In Defense of the Genre is almost what
…Is A Real Boy was hyped to be; the second coming of pop punk. It certainly shows that the genre still has plenty of room to grow and is thriving, and that Say Anything are inarguably the best pop punk band out there. However, it also shows how impacting simple music at heart can be, and how you don’t have to include tons of dynamics and technical playing and silly time signatures to be interesting musically. Sometimes, all it takes is throwing in that unexpected instrument, and by making that inclusion more subtle than you expect, not nearly as tacky as it should be. Max Bemis is establishing himself as the leading songwriter of the latest generation to become adults, and he could eventually have an impact on the level of a Bob Dylan if he stops being quite so pretentious.

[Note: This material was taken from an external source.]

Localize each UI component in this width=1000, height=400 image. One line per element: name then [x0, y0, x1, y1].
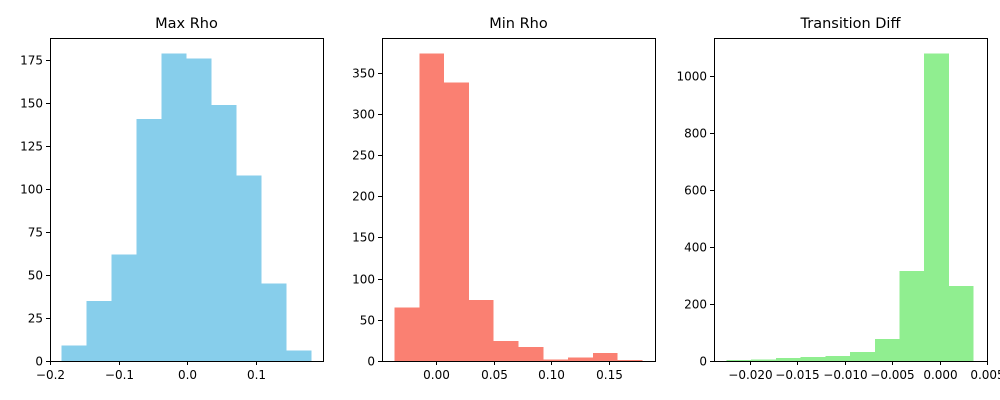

In Defense of the Genre is the best major label release of the year, and the most surprising album to boot. If you have any interest in pop punk, rock, or pop music in general I highly recommend it. Hell, even if all you listen to is ambient drone black metal, I highly encourage you to at least check it out. Its hit me harder that nearly any album I’ve ever heard, and that saying something, because I do listen to Leonard Nimoy!